La densité des polydores est fabuleuse car on peut en dénombrer 10 mille au mètre carré, ce qui contribue à l'érosion de nos côtes. Des milliers de tonnes de calcaire sont ainsi entraînées par la mer, ce qui la colore. D'où vient le nom de « Côte de Nacre ». Les polydores creusent mécaniquement par rotation alternée grâce à leurs soies très dures avec des sortes de petites griffes qui grattent dans le calcaire et d'autres soies qui sont en massues, hérissées de petits picots qui liment la pierre. Une autre espèce de polydores a été importée du Japon avec les huîtres car ils se logent dans la coquille de celle-ci, la rendant friable. Et s'ils sont trop nombreux, les huîtres sont invendables.
Dans les espèces perforatrices, on trouve également les éponges. Ce sont des invertébrés primitifs. C'est une masse de tissus pleins de trous. Ces tissus communiquent avec l'extérieur par deux systèmes : l'eau pénètre par des pores puis est filtrée par des cellules hyper sophistiquées, et d'autres trous plus gros rejettent l'eau dans la mer.
Les perforations des éponges ne sont pas doubles comme celles du polydore mais elles se caractérisent par une sorte de galerie creusée entre la coquille externe et la coquille interne. Nous pensons que les perforations réalisées par les éponges se font de façon chimique, le calcaire étant sensible aux acides.
Nous étudions ensuite les pholades. Elles font partie des lamellibranches. Les trous qu'elles creusent sont plus gros que ceux que nous avons vus jusqu'à présent. Elles creusent de façon mécanique en s'aidant des particularités de leur coquille, marquée de rides et de pointes. On y trouve même un renfort dans le ligament pour la rendre encore plus solide : c'est l'apophyse.

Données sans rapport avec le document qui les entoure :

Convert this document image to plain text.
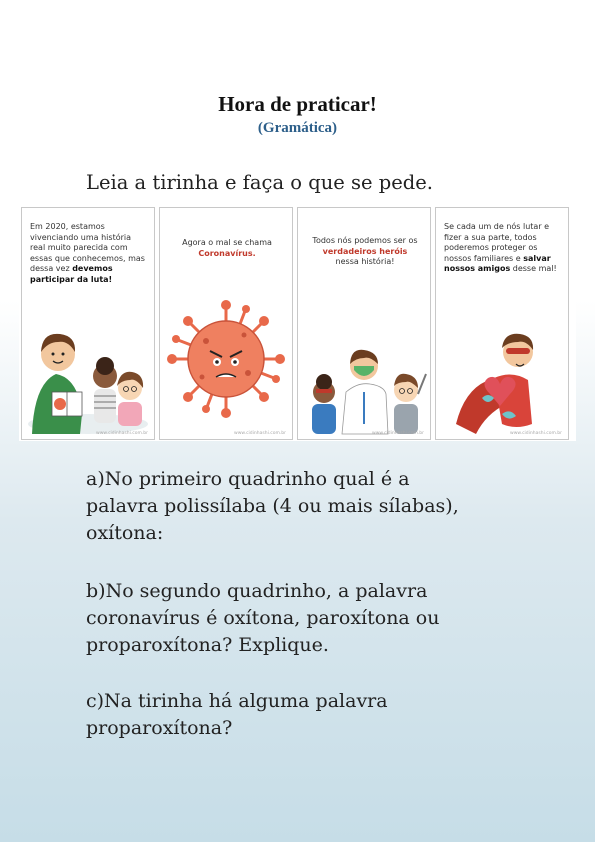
Hora de praticar!
(Gramática)
Leia a tirinha e faça o que se pede.
Em 2020, estamos vivenciando uma história real muito parecida com essas que conhecemos, mas dessa vez devemos participar da luta!
www.cidinhashi.com.br
Agora o mal se chama
Coronavírus.
www.cidinhashi.com.br
Todos nós podemos ser os verdadeiros heróis
nessa história!
www.cidinhashi.com.br
Se cada um de nós lutar e fizer a sua parte, todos poderemos proteger os nossos familiares e salvar nossos amigos desse mal!
www.cidinhashi.com.br

a)No primeiro quadrinho qual é a

palavra polissílaba (4 ou mais sílabas),

oxítona:

b)No segundo quadrinho, a palavra

coronavírus é oxítona, paroxítona ou

proparoxítona? Explique.

c)Na tirinha há alguma palavra

proparoxítona?
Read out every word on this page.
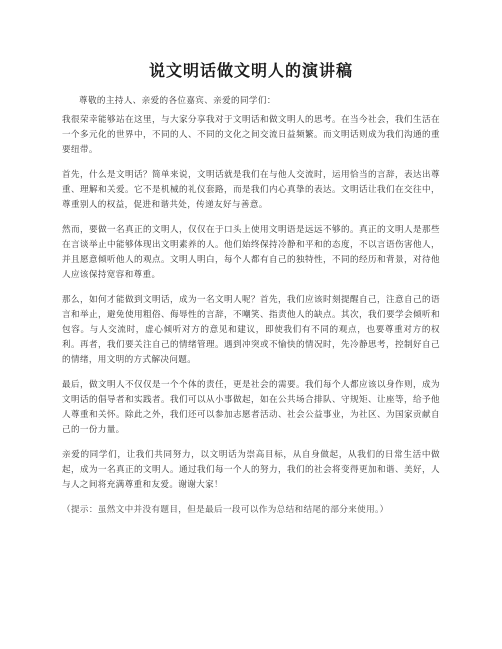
说文明话做文明人的演讲稿

尊敬的主持人、亲爱的各位嘉宾、亲爱的同学们：

我很荣幸能够站在这里，与大家分享我对于文明话和做文明人的思考。在当今社会，我们生活在一个多元化的世界中，不同的人、不同的文化之间交流日益频繁。而文明话则成为我们沟通的重要纽带。

首先，什么是文明话？简单来说，文明话就是我们在与他人交流时，运用恰当的言辞，表达出尊重、理解和关爱。它不是机械的礼仪套路，而是我们内心真挚的表达。文明话让我们在交往中，尊重别人的权益，促进和谐共处，传递友好与善意。

然而，要做一名真正的文明人，仅仅在于口头上使用文明语是远远不够的。真正的文明人是那些在言谈举止中能够体现出文明素养的人。他们始终保持冷静和平和的态度，不以言语伤害他人，并且愿意倾听他人的观点。文明人明白，每个人都有自己的独特性，不同的经历和背景，对待他人应该保持宽容和尊重。

那么，如何才能做到文明话，成为一名文明人呢？首先，我们应该时刻提醒自己，注意自己的语言和举止，避免使用粗俗、侮辱性的言辞，不嘲笑、指责他人的缺点。其次，我们要学会倾听和包容。与人交流时，虚心倾听对方的意见和建议，即使我们有不同的观点，也要尊重对方的权利。再者，我们要关注自己的情绪管理。遇到冲突或不愉快的情况时，先冷静思考，控制好自己的情绪，用文明的方式解决问题。

最后，做文明人不仅仅是一个个体的责任，更是社会的需要。我们每个人都应该以身作则，成为文明话的倡导者和实践者。我们可以从小事做起，如在公共场合排队、守规矩、让座等，给予他人尊重和关怀。除此之外，我们还可以参加志愿者活动、社会公益事业，为社区、为国家贡献自己的一份力量。

亲爱的同学们，让我们共同努力，以文明话为崇高目标，从自身做起，从我们的日常生活中做起，成为一名真正的文明人。通过我们每一个人的努力，我们的社会将变得更加和谐、美好，人与人之间将充满尊重和友爱。谢谢大家！

（提示：虽然文中并没有题目，但是最后一段可以作为总结和结尾的部分来使用。）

C'est elle qui permet la rotation qui leur sert à creuser. La coquille reste béante pour correspondre avec l'extérieur.
Nous terminons par les oursins. Il semble que ces derniers creusent avec leurs dents. Ce sont des dents qui imitent celles des carnivores. Les oursins creusent le granite de façon mécanique mais également de façon chimique. Ils creusent en contournant la partie la plus dure du granite, puis ils l'enlèvent pour continuer à creuser. Ils restent ainsi accrochés à la pierre.
Tout au long de cet exposé, des pierres, des coquilles et des photos ont circulé pour illustrer les propos de Monsieur Bénard que je remercie pour la qualité et la clarté de ses explications. Cette matinée très instructive s'est terminée par un repas convivial qui nous a permis d'échanger entre nous.
Rédigé par Nicolas Fortin, le 5 décembre 2014.